Looking at the other answers and the MSDN documentation, I think the phrase "Internally stored" is imprecise and that's what's confusing.
Tl;DR
Integers aren't "stored internally" as Longs, that is they do not require the same amount of memory to save their values as a Long does. Rather they are "used internally" as Longs, meaning their value is temporarily stored in a Long variable whenever it is accessed (e.g incrementing a loop counter) before being copied back, and generally speaking, an array of Integers will require half as much memory as an array of Longs.
@enderland's answer shows that the memory layout of Integers, Integer Arrays and UDTs composed of Integers such as a DWORD all conform to the idea that the value contained in a variable declared as an integer takes up 2 bytes of memory.
This is from the viewpoint of VBA code, meaning it's possible to assume that
- The memory locations and sizes given by
VarPtr
and LenB
respectively are incorrect (lies) in the case of Integers to avoid breaking existing code when the switch from 16 to 32 bit systems took place
- There is some sort of abstraction layer which means the memory appears as one thing but is actually another
We can rule these both out.
It is possible to use the CopyMemory API with an address given by the VarPtr and a width given by LenB to overwrite values in an array directly. The API is not under VBA's control, and all it does is directly write bits to memory. The fact that this is possible at all means that VarPtr
must point to an area in memory where LenB
bytes are used to store the value of that Integer; no other way around it, 2 bytes is the amount of space used to encode an Integer's value.
The abstraction layer could still be true though; VBA could hold one array of 2 byte spaced memory (SAFEARRAYS are all consecutive memory, that's why CopyMemory can write 2 entries at once) where VarPtr points to.
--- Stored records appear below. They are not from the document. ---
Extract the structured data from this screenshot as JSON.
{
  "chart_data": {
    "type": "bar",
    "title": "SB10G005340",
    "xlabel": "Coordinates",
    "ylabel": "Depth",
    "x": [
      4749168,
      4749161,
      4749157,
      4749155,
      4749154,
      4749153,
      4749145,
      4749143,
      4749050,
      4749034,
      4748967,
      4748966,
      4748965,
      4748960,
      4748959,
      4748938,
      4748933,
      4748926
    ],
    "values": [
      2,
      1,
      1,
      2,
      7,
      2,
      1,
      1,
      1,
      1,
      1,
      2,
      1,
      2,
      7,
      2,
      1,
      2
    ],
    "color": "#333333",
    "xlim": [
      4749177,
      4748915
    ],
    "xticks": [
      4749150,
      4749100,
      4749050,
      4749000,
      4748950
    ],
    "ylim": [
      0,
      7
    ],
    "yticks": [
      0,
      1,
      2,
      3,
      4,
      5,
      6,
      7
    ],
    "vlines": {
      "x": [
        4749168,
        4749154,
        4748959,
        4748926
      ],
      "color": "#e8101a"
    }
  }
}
Meanwhile a separate 4 byte spaced block of memory shadows the 2 byte spaced block, staying constantly in sync so that Integers can be stored as Longs. Sounds weird but could happen right?
It doesn't, and we can see this by looking at the process memory in Task Manager:
Idle, Excel uses 155,860KB
of memory (155,860 * 1024 bytes)
Run this:
Sub testLongs()
Dim longs(500, 500, 500) As Long
Stop
End Sub
...and it spikes to 647,288KB
. Taking the difference and dividing by the number of array elements gives ~4.03 bytes per Long. The same test for Integers:
Sub t()
Dim ints(500, 500, 500) As Integer
Stop
End Sub
...gives 401,548KB
, or ~2.01 bytes per Integer
There will be a slight variation in the idle memory usage so the exact numbers don't matter, but clearly the Integer array is using ~ half the memory of the Long array
So my interpretation of the MSDN article is the following:
Memory-wise, Integers are really stored as 2 byte values, not as 4 byte Longs. There is no abstraction or trickery with pointers to hide this from us.
Rather the article tells us that when Integers are used in operations (multiplication/addition etc.) their values are fist copied to the lower half of an int32
/ VBA Long
, the calculation takes place in an optimized 32-bit friendly way, and then the result is copied back to Integer and overflow errors are raised as necessary. For Longs there is no need to copy forward and back (hence the recommendation).